No velório de Alencar, quem ficou de fora foi a Mazarine brasileira, conhecida em Caratinga (MG) como Alencarzinha, uma quase-irmã do Dirceu e da Dilma. Trata-se de uma professora aposentada de 55 anos, que em 2001 entrou com uma ação de reconhecimento de paternidade, reivindicando ser filha de um romance entre José Alencar e a enfermeira Francisca Nicolina de Morais.
Com a mesma teimosia com que lutou contra o câncer, seu quase pai, Zé Alencar, se recusou a fazer exames de DNA e morreu sem reconhecer aquela que diz ser sua filha. Diante da recusa, o juiz da comarca de Caratinga (MG), José Antônio de Oliveira Cordeiro, fez o que manda a lei. Declarou oficialmente José Alencar Gomes da Silva como o pai da professora, que agora passou a assinar, legalmente, Rosemary de Morais Gomes da Silva.
Entrevistado no programa de Jô Soares, em 2010, diante das câmeras e dos microfones, José Alencar não negou que havia tido uma relação com Nicolina, mas disparou um tiro de guerra. Revelou que “como todo jovem na época” era freqüentador das zonas de meretrício das cidades onde morou, insinuando que a mãe de sua eventual filha era uma prostituta e que qualquer um podia ser o pai.
Alencarzinha
Confesso que nutria enorme admiração pela luta de Alencar contra o câncer, mas ela se esfumou quando ouvi sua declaração, digna de um Bolsonaro, ultrajante e ofensiva a todas as mulheres brasileiras, virtuosas ou pecadoras, que não mereciam um comportamento público tão machista, mesquinho e vulgar.
Fiquei envergonhado, afinal ele me representava. Não era um quase-pai, mas era um quase-presidente. Nem o insensato coração de André Lázaro Ramos foi capaz de discurso tão abominável e covarde, indigno de um homem tão bom, que pelo seu cargo deveria ter um comportamento mais republicano. O pior é que, pelo lugar de onde fala, ele tem um “papel didático” também nessas questões de gênero.
Alencarzinha assistiu pela televisão à cobertura do velório de um homem poderoso, rico, com grandes qualidades, mas asquerosamente machista. “Não fui a Belo Horizonte porque não ia ser bem aceita lá”, ela disse. Judicialmente, podia ter tentado impedir a cremação para realizar o exame de DNA, pelo qual tanto lutou. Mas não o fez. “Queria ter conversado com ele em vida, para mostrar quem eu sou, a filha que ele tem, todo pai gosta de conhecer a pessoa que ele colocou no mundo. Agora, não adianta mais”.

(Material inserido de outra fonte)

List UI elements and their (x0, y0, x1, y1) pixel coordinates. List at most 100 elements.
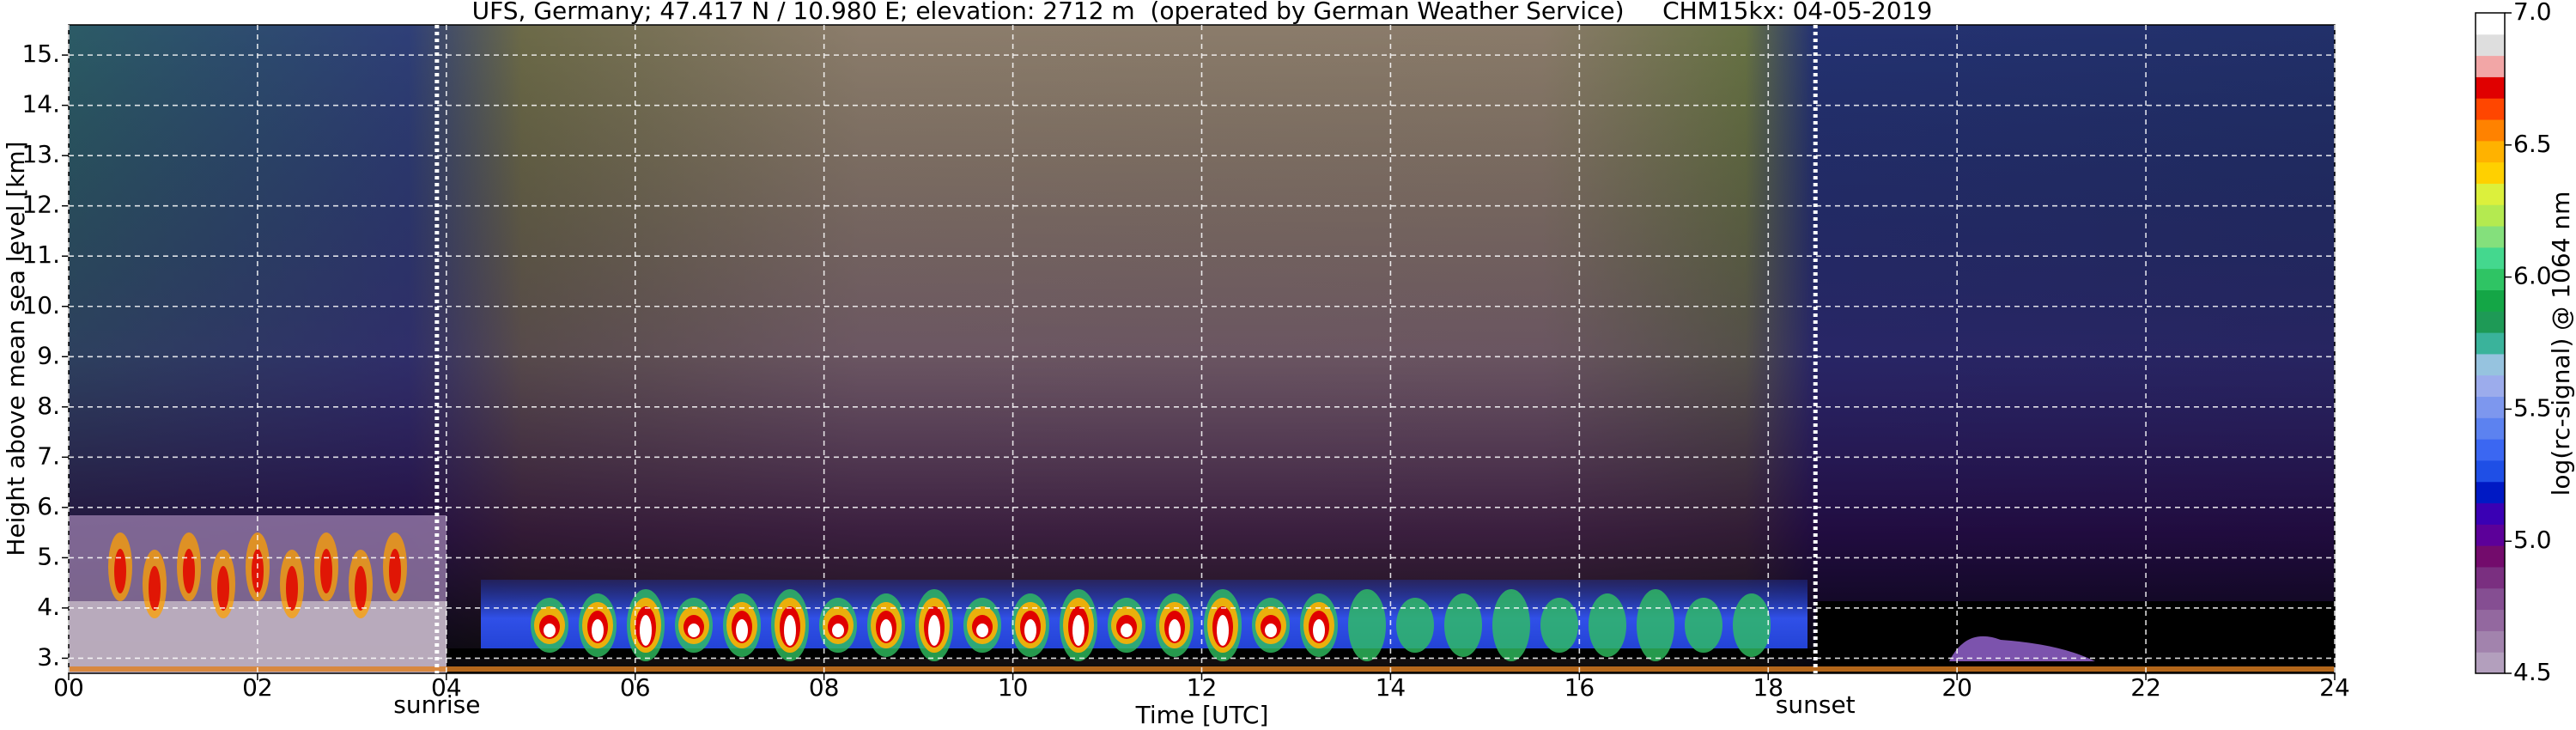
colorbar-band (2476, 459, 2505, 483)
x-tick-label: 20 (1941, 673, 1972, 702)
aerosol-blob (928, 615, 940, 646)
colorbar-band (2476, 140, 2505, 163)
y-tick-label: 11. (21, 240, 60, 269)
colorbar-band (2476, 289, 2505, 312)
colorbar-band (2476, 374, 2505, 398)
aerosol-blob (1169, 619, 1181, 642)
colorbar-band (2476, 396, 2505, 418)
aerosol-blob (640, 615, 652, 646)
aerosol-blob (183, 549, 195, 593)
colorbar-band (2476, 332, 2505, 355)
x-tick-label: 14 (1376, 673, 1406, 702)
aerosol-blob (1072, 615, 1084, 646)
y-tick-label: 12. (21, 191, 60, 219)
x-tick-label: 18 (1753, 673, 1783, 702)
aerosol-features (108, 532, 2095, 661)
y-axis-label: Height above mean sea level [km] (2, 141, 30, 556)
aerosol-blob (1265, 624, 1277, 637)
aerosol-blob (149, 566, 161, 611)
colorbar-tick-label: 6.0 (2513, 262, 2552, 290)
x-tick-label: 10 (998, 673, 1029, 702)
colorbar-band (2476, 33, 2505, 57)
aerosol-blob (1313, 619, 1325, 642)
y-tick-label: 6. (37, 492, 60, 520)
aerosol-blob (1396, 598, 1434, 653)
aerosol-blob (286, 566, 298, 611)
colorbar-band (2476, 417, 2505, 440)
y-tick-label: 5. (37, 542, 60, 570)
aerosol-blob (1540, 598, 1578, 653)
aerosol-blob (1121, 624, 1133, 637)
aerosol-blob (389, 549, 401, 593)
x-tick-label: 16 (1564, 673, 1595, 702)
aerosol-blob (880, 619, 892, 642)
colorbar-band (2476, 183, 2505, 205)
colorbar-band (2476, 204, 2505, 227)
colorbar-band (2476, 545, 2505, 568)
aerosol-blob (1444, 593, 1482, 657)
y-tick-label: 4. (37, 593, 60, 621)
y-tick-label: 7. (37, 441, 60, 470)
colorbar-band (2476, 439, 2505, 461)
aerosol-blob (1348, 589, 1386, 661)
aerosol-blob (688, 624, 700, 637)
y-tick-label: 13. (21, 140, 60, 168)
aerosol-blob (976, 624, 988, 637)
colorbar-band (2476, 353, 2505, 376)
aerosol-blob (1217, 615, 1229, 646)
aerosol-blob (252, 549, 264, 593)
aerosol-blob (1024, 619, 1036, 642)
aerosol-blob (1733, 593, 1771, 657)
colorbar-band (2476, 652, 2505, 674)
aerosol-blob (544, 624, 556, 637)
colorbar-band (2476, 268, 2505, 290)
x-tick-label: 04 (431, 673, 462, 702)
y-tick-label: 3. (37, 642, 60, 671)
colorbar-band (2476, 119, 2505, 142)
aerosol-blob (1589, 593, 1626, 657)
aerosol-blob (784, 615, 796, 646)
y-tick-label: 9. (37, 341, 60, 369)
y-tick-label: 15. (21, 40, 60, 68)
colorbar-band (2476, 246, 2505, 270)
colorbar-band (2476, 161, 2505, 184)
colorbar-tick-label: 4.5 (2513, 658, 2552, 686)
y-tick-label: 14. (21, 90, 60, 119)
colorbar-band (2476, 226, 2505, 248)
aerosol-blob (1492, 589, 1530, 661)
colorbar-band (2476, 55, 2505, 77)
x-tick-label: 00 (53, 673, 84, 702)
colorbar-band (2476, 98, 2505, 120)
aerosol-blob (736, 619, 748, 642)
colorbar-tick-label: 5.0 (2513, 526, 2552, 554)
annotation: sunset (1776, 690, 1856, 719)
colorbar-band (2476, 502, 2505, 525)
colorbar-band (2476, 481, 2505, 504)
y-tick-label: 8. (37, 392, 60, 420)
x-tick-label: 08 (809, 673, 840, 702)
colorbar-label: log(rc-signal) @ 1064 nm (2547, 192, 2575, 496)
colorbar-band (2476, 587, 2505, 611)
aerosol-blob (320, 549, 332, 593)
colorbar-band (2476, 524, 2505, 546)
colorbar-frame (2475, 12, 2506, 674)
aerosol-blob (1685, 598, 1722, 653)
aerosol-blob (1637, 589, 1674, 661)
colorbar-tick-label: 5.5 (2513, 393, 2552, 422)
x-tick-label: 02 (242, 673, 273, 702)
x-axis-label: Time [UTC] (1135, 701, 1269, 729)
aerosol-blob (592, 619, 604, 642)
x-tick-label: 12 (1187, 673, 1218, 702)
aerosol-blob (832, 624, 844, 637)
annotation: sunrise (393, 690, 480, 719)
colorbar-tick-label: 6.5 (2513, 130, 2552, 158)
colorbar-band (2476, 609, 2505, 631)
y-tick-label: 10. (21, 291, 60, 319)
colorbar-band (2476, 630, 2505, 653)
chart-title: UFS, Germany; 47.417 N / 10.980 E; eleva… (472, 0, 1933, 25)
colorbar-band (2476, 311, 2505, 333)
aerosol-blob (114, 549, 126, 593)
x-tick-label: 24 (2319, 673, 2350, 702)
x-tick-label: 22 (2130, 673, 2161, 702)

Danielle Mitterand recebeu criticas impiedosas pela presença de Mazarine e Anne Pingeot nos funerais do presidente francês. Num belo texto que tornou público, ela condenou a hipocrisia e o conformismo, dizendo que um homem ou uma mulher sensível podia se enamorar e se encantar com outras pessoas:

“É preciso admitir docemente que um ser humano é capaz de amar apaixonadamente alguém e depois, com o passar dos anos, amar de forma diferente”.

Ela fez um apelo: “Aceitei a filha de meu marido e hoje recebo mensagens do mundo inteiro de filhos angustiados que me dizem: - ‘Obrigado por ter aberto um caminho. Meu pai vai morrer, mas eu não poderei ir ao enterro porque a mulher dele não aceita’ (…). Espero que as pessoas sejam generosas e amplas para compreender e amar seus parceiros em suas dúvidas, fragilidades, divisões e pequenas paixões. Isso é amar por inteiro e ter confiança em si mesmo”.

Foi essa generosidade que faltou no enterro de Alencar.



O professor José Ribamar Bessa Freire coordena o Programa de Estudos dos Povos Indígenas (UERJ), pesquisa no Programa de Pós-Graduação em Memória Social (UNIRIO).